Hedefsiz kaldık, heyecansız kaldık, ritimsiz kaldık. Avrupa Kupasında çeyrek finale çıkmak İstanbul’u fethetmekle eşdeğer hale geldi. Bize ne oldu? Elele verdik te nasıl bu hale geldik? Oysa milletler arasında tuz hükmündedir Türk Milleti.

Bir zamanlar merhamet medeniyetimiz vardı bizim. Yanıbaşımızda ortak medeniyetimizin insanları hergün 50’şer, 60’şar öldürülüyor, parçalanıyor, yakılıyor; biz Hamdi Bey’e teşekkür ediyoruz. Parayı veren Buş, ona da teşekkür ediyor muyuz?.

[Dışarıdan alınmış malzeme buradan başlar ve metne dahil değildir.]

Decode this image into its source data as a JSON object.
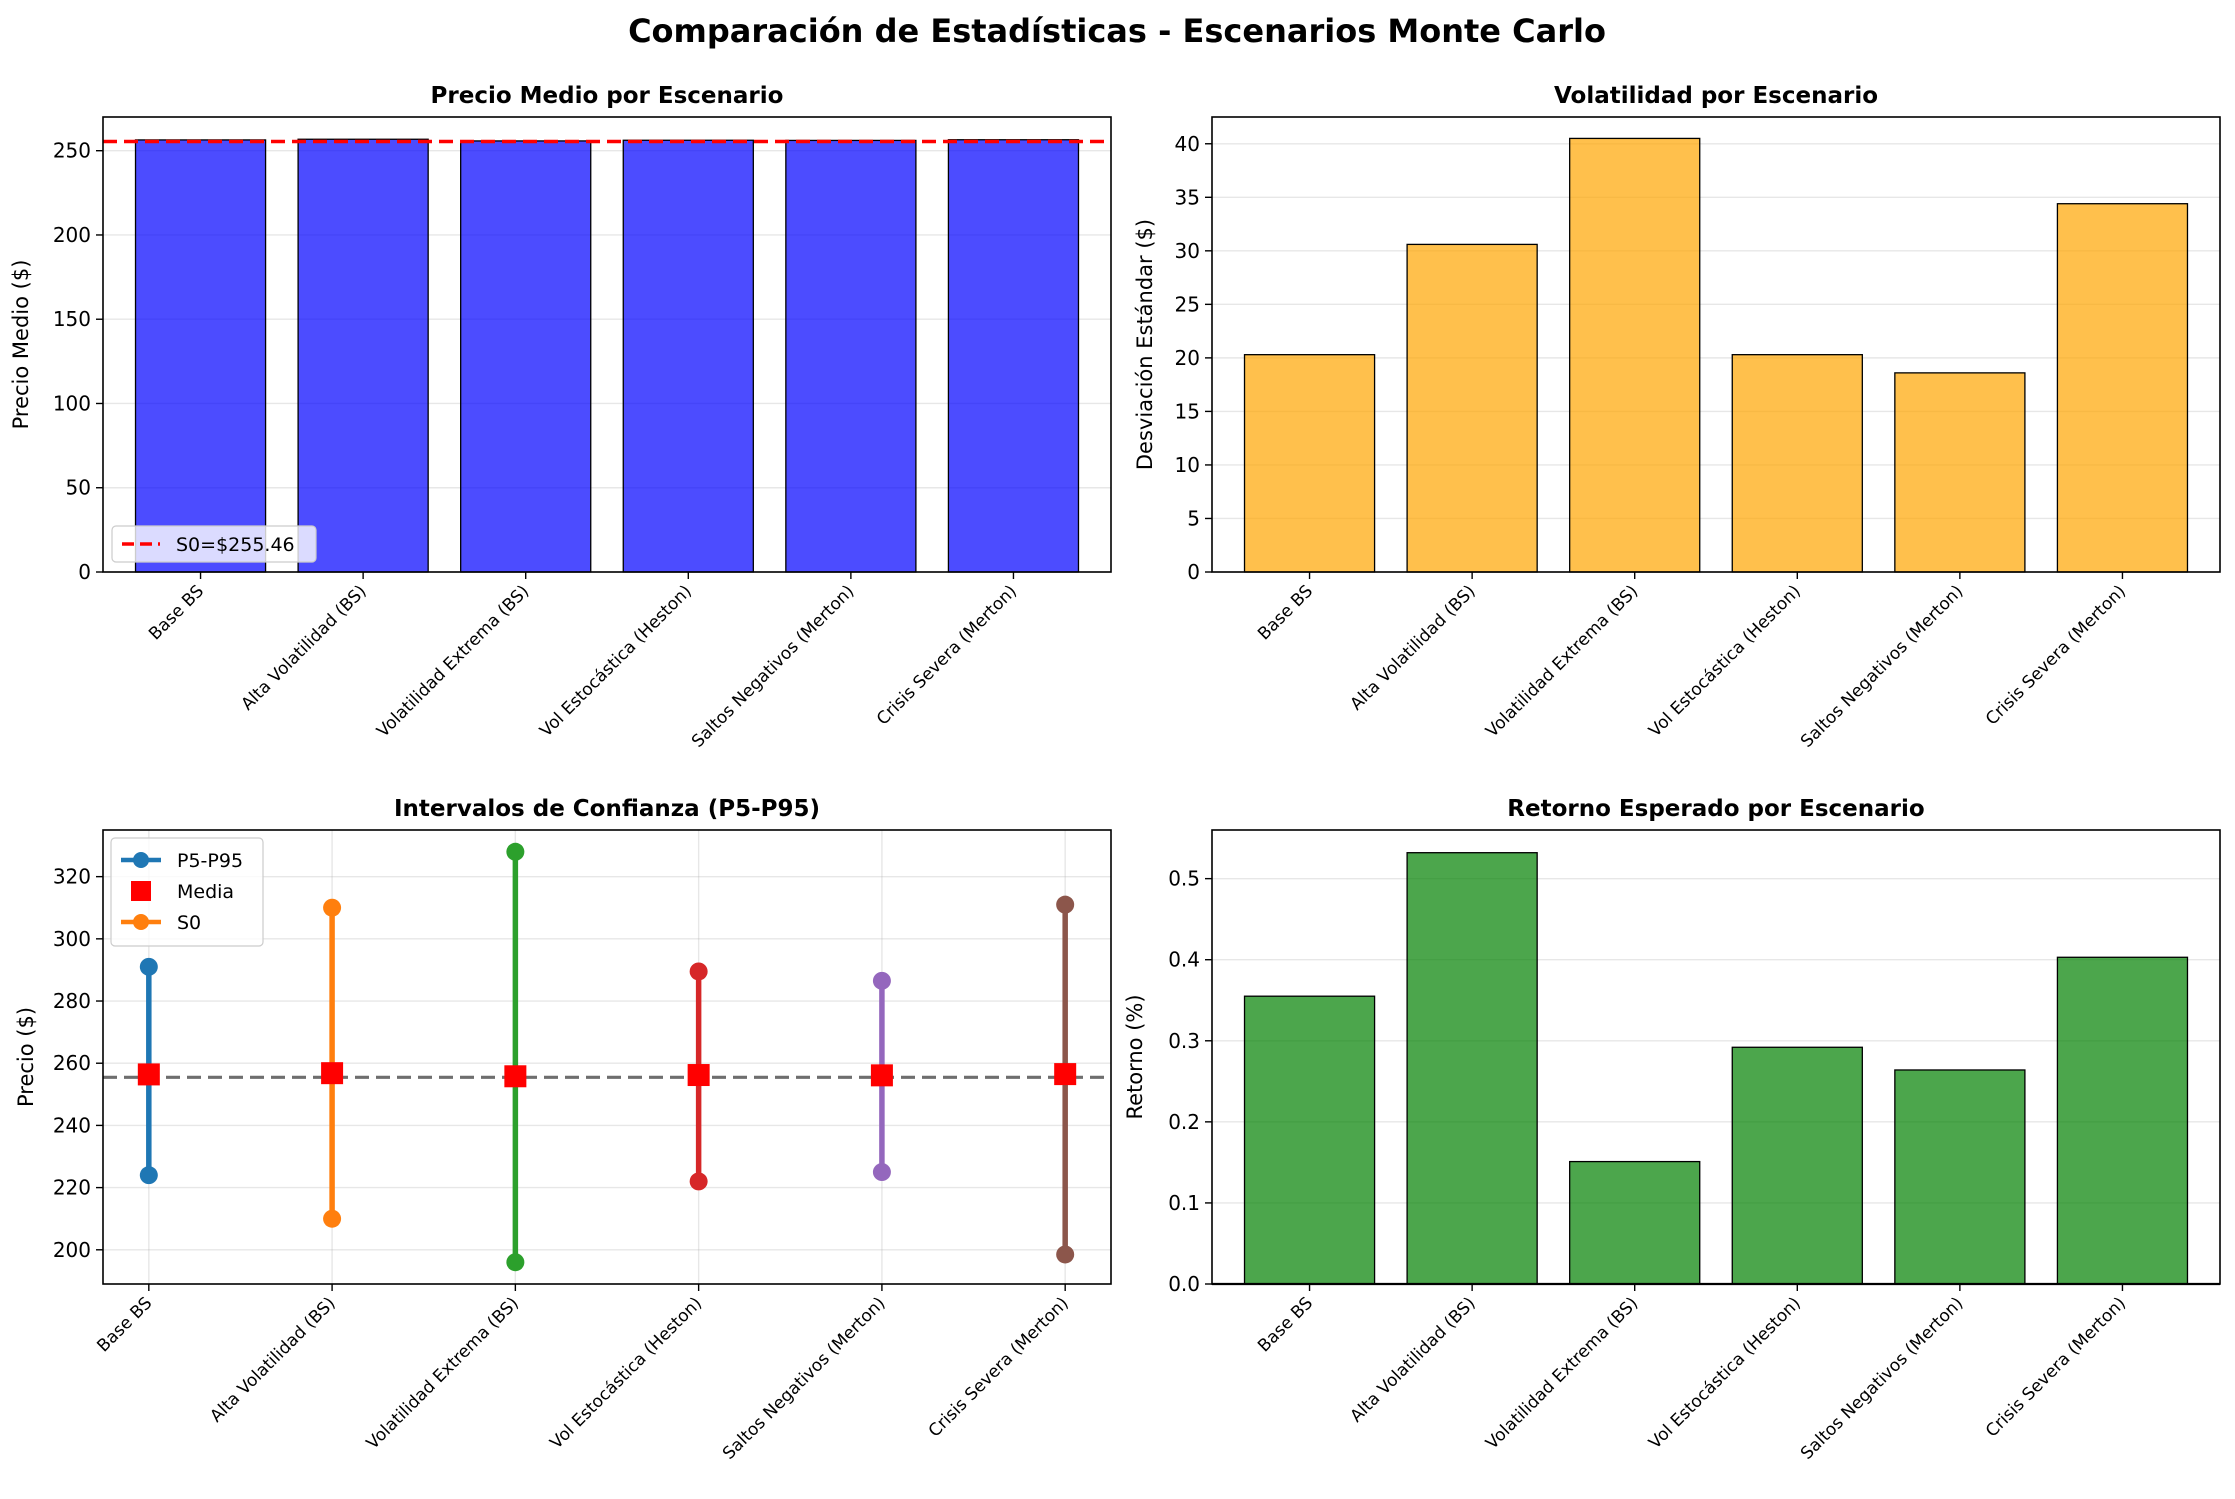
{
  "suptitle": "Comparación de Estadísticas - Escenarios Monte Carlo",
  "colors": {
    "mean_bar": "#0000ff",
    "std_bar": "#ffa500",
    "ret_bar": "#008000",
    "s0_line": "#ff0000",
    "s0_ci_line": "#555555",
    "media_marker": "#ff0000",
    "scenario_colors": [
      "#1f77b4",
      "#ff7f0e",
      "#2ca02c",
      "#d62728",
      "#9467bd",
      "#8c564b"
    ]
  },
  "chart_data": [
    {
      "type": "bar",
      "title": "Precio Medio por Escenario",
      "xlabel": "",
      "ylabel": "Precio Medio ($)",
      "categories": [
        "Base BS",
        "Alta Volatilidad (BS)",
        "Volatilidad Extrema (BS)",
        "Vol Estocástica (Heston)",
        "Saltos Negativos (Merton)",
        "Crisis Severa (Merton)"
      ],
      "values": [
        256.4,
        256.8,
        255.8,
        256.2,
        256.1,
        256.5
      ],
      "ylim": [
        0,
        270
      ],
      "yticks": [
        0,
        50,
        100,
        150,
        200,
        250
      ],
      "reference_line": {
        "value": 255.46,
        "label": "S0=$255.46"
      },
      "legend": {
        "position": "lower-left",
        "entries": [
          "S0=$255.46"
        ]
      },
      "grid": true
    },
    {
      "type": "bar",
      "title": "Volatilidad por Escenario",
      "xlabel": "",
      "ylabel": "Desviación Estándar ($)",
      "categories": [
        "Base BS",
        "Alta Volatilidad (BS)",
        "Volatilidad Extrema (BS)",
        "Vol Estocástica (Heston)",
        "Saltos Negativos (Merton)",
        "Crisis Severa (Merton)"
      ],
      "values": [
        20.3,
        30.6,
        40.5,
        20.3,
        18.6,
        34.4
      ],
      "ylim": [
        0,
        42.5
      ],
      "yticks": [
        0,
        5,
        10,
        15,
        20,
        25,
        30,
        35,
        40
      ],
      "grid": true
    },
    {
      "type": "errorbar",
      "title": "Intervalos de Confianza (P5-P95)",
      "xlabel": "",
      "ylabel": "Precio ($)",
      "categories": [
        "Base BS",
        "Alta Volatilidad (BS)",
        "Volatilidad Extrema (BS)",
        "Vol Estocástica (Heston)",
        "Saltos Negativos (Merton)",
        "Crisis Severa (Merton)"
      ],
      "p5": [
        224.0,
        210.0,
        196.0,
        222.0,
        225.0,
        198.5
      ],
      "p95": [
        291.0,
        310.0,
        328.0,
        289.5,
        286.5,
        311.0
      ],
      "mean": [
        256.4,
        256.8,
        255.8,
        256.2,
        256.1,
        256.5
      ],
      "s0": 255.46,
      "ylim": [
        189,
        335
      ],
      "yticks": [
        200,
        220,
        240,
        260,
        280,
        300,
        320
      ],
      "legend": {
        "position": "top-left",
        "entries": [
          "P5-P95",
          "Media",
          "S0"
        ]
      },
      "grid": true
    },
    {
      "type": "bar",
      "title": "Retorno Esperado por Escenario",
      "xlabel": "",
      "ylabel": "Retorno (%)",
      "categories": [
        "Base BS",
        "Alta Volatilidad (BS)",
        "Volatilidad Extrema (BS)",
        "Vol Estocástica (Heston)",
        "Saltos Negativos (Merton)",
        "Crisis Severa (Merton)"
      ],
      "values": [
        0.355,
        0.532,
        0.151,
        0.292,
        0.264,
        0.403
      ],
      "ylim": [
        0,
        0.56
      ],
      "yticks": [
        0.0,
        0.1,
        0.2,
        0.3,
        0.4,
        0.5
      ],
      "grid": true
    }
  ]
}
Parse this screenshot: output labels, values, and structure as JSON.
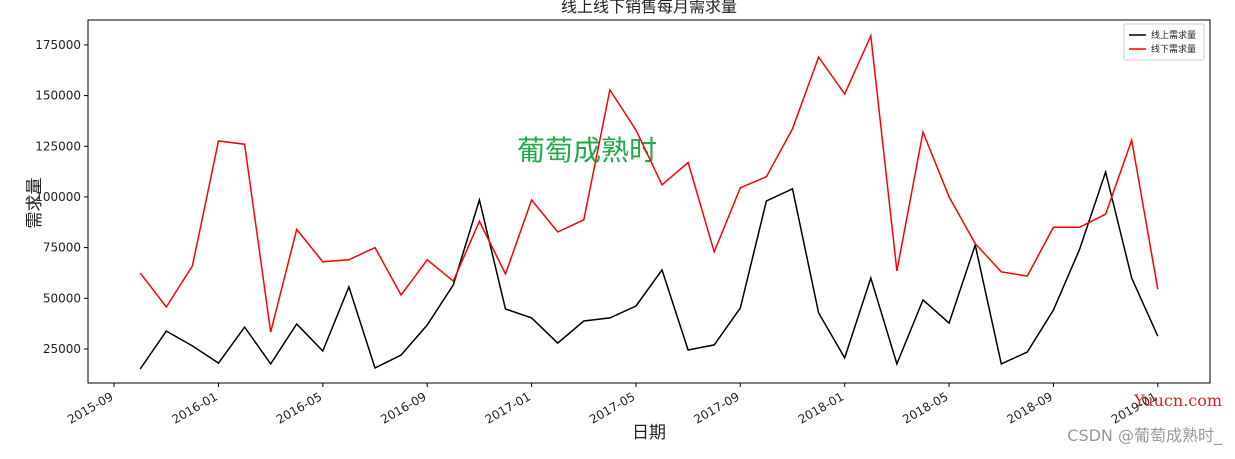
{
  "chart_data": {
    "type": "line",
    "title": "线上线下销售每月需求量",
    "x_label": "日期",
    "y_label": "需求量",
    "x": [
      "2015-10",
      "2015-11",
      "2015-12",
      "2016-01",
      "2016-02",
      "2016-03",
      "2016-04",
      "2016-05",
      "2016-06",
      "2016-07",
      "2016-08",
      "2016-09",
      "2016-10",
      "2016-11",
      "2016-12",
      "2017-01",
      "2017-02",
      "2017-03",
      "2017-04",
      "2017-05",
      "2017-06",
      "2017-07",
      "2017-08",
      "2017-09",
      "2017-10",
      "2017-11",
      "2017-12",
      "2018-01",
      "2018-02",
      "2018-03",
      "2018-04",
      "2018-05",
      "2018-06",
      "2018-07",
      "2018-08",
      "2018-09",
      "2018-10",
      "2018-11",
      "2018-12",
      "2019-01"
    ],
    "series": [
      {
        "name": "线上需求量",
        "color": "#000000",
        "values": [
          15100,
          33800,
          26500,
          18000,
          35800,
          17600,
          37300,
          24000,
          55600,
          15600,
          22000,
          36800,
          56600,
          98500,
          44700,
          40300,
          27900,
          38800,
          40300,
          46200,
          64000,
          24500,
          27000,
          45200,
          98000,
          104000,
          42800,
          20600,
          60000,
          17600,
          49200,
          37800,
          76300,
          17600,
          23500,
          44200,
          74000,
          112300,
          60000,
          31300
        ]
      },
      {
        "name": "线下需求量",
        "color": "#ff0000",
        "values": [
          62500,
          45700,
          66000,
          127600,
          126000,
          33300,
          84000,
          68000,
          69000,
          75000,
          51600,
          69000,
          58500,
          88000,
          62000,
          98500,
          82700,
          88700,
          152800,
          133000,
          106000,
          117000,
          72900,
          104500,
          110000,
          133600,
          169000,
          150800,
          179500,
          63500,
          132000,
          100000,
          77000,
          63000,
          61000,
          85000,
          85000,
          91500,
          128000,
          54500
        ]
      }
    ],
    "xlim": [
      "2015-08",
      "2019-03"
    ],
    "xticks": [
      "2015-09",
      "2016-01",
      "2016-05",
      "2016-09",
      "2017-01",
      "2017-05",
      "2017-09",
      "2018-01",
      "2018-05",
      "2018-09",
      "2019-01"
    ],
    "ylim": [
      8200,
      187300
    ],
    "yticks": [
      25000,
      50000,
      75000,
      100000,
      125000,
      150000,
      175000
    ],
    "legend": "upper right",
    "annotations": [
      "葡萄成熟时",
      "Yuucn.com",
      "CSDN @葡萄成熟时_"
    ]
  }
}
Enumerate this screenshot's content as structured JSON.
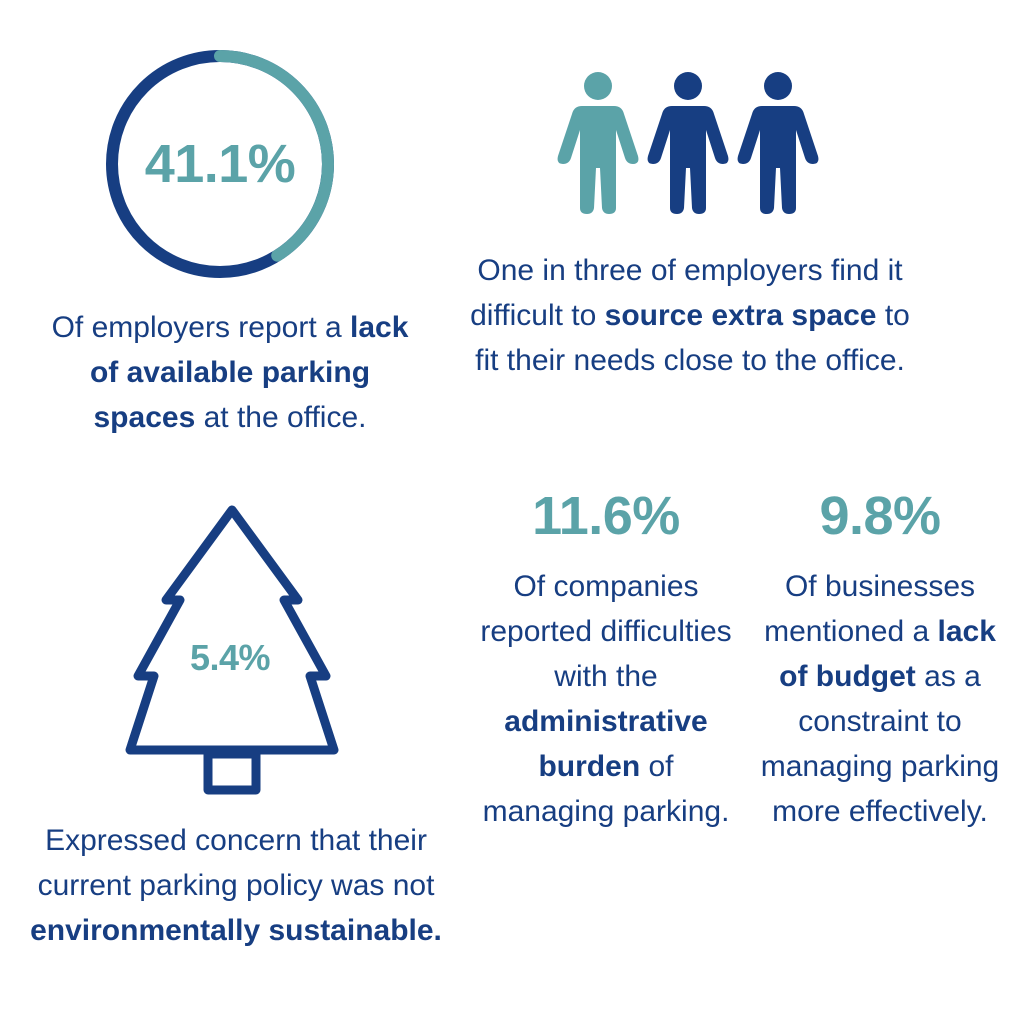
{
  "colors": {
    "navy": "#173e82",
    "teal": "#5ba3a8",
    "background": "#ffffff"
  },
  "ring_stat": {
    "value": "41.1%",
    "fraction": 0.411,
    "caption": {
      "t1": "Of employers report a ",
      "b1": "lack of available parking spaces",
      "t2": " at the office."
    }
  },
  "people_stat": {
    "people_total": 3,
    "people_highlighted": 1,
    "caption": {
      "t1": "One in three of employers find it difficult to ",
      "b1": "source extra space",
      "t2": " to fit their needs close to the office."
    }
  },
  "admin_stat": {
    "value": "11.6%",
    "caption": {
      "t1": "Of companies reported difficulties with the ",
      "b1": "administrative burden",
      "t2": " of managing parking."
    }
  },
  "budget_stat": {
    "value": "9.8%",
    "caption": {
      "t1": "Of businesses mentioned a ",
      "b1": "lack of budget",
      "t2": " as a constraint to managing parking more effectively."
    }
  },
  "tree_stat": {
    "value": "5.4%",
    "caption": {
      "t1": "Expressed concern that their current parking policy was not ",
      "b1": "environmentally sustainable."
    }
  }
}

Düşünürler akıl tutulması diyorlar bu hale. Algı kanallarımız kapalı. Yabancı frekanslarla korsan yayın yapar bir vaziyetteyiz. Modern bir ilkelliğe doğru son hızla gidiyoruz. Ruhsal açlığımız küresel bir oburluğa ket vuruyor.

Kitle iletişim araçları solungaçlarımız oldu. Yaşam sınırımız mitoslarla belirleniyor. Telefonlarla konuşturula konuşturula susturuluyoruz. Ve ta damarlarımıza karışan bu enformatik necaset, medeniyetimizin küllerinden yeniden doğuşuna engel teşkil ediyor.

Arslan Bey’e selam olsun; ki alternatif ahlak ve açılımlar üretmeliyiz. Hem de hemen. 16–17 yıllık eğitimciyim ve bir tarihçiyim. İşler iyiye değil, kötüye gidiyorsa muhakkak ben de sorumluyum. Belki yeri değildi ama dertleşmek istedim. Zira bir sosyolojik kırılmaya doğru gidiyor gibiyiz. Yine de ‘Ay gecenin en karanlık anında doğar’ diye umutluyuz. Çünkü sizler varsınız. Siz umutsunuz.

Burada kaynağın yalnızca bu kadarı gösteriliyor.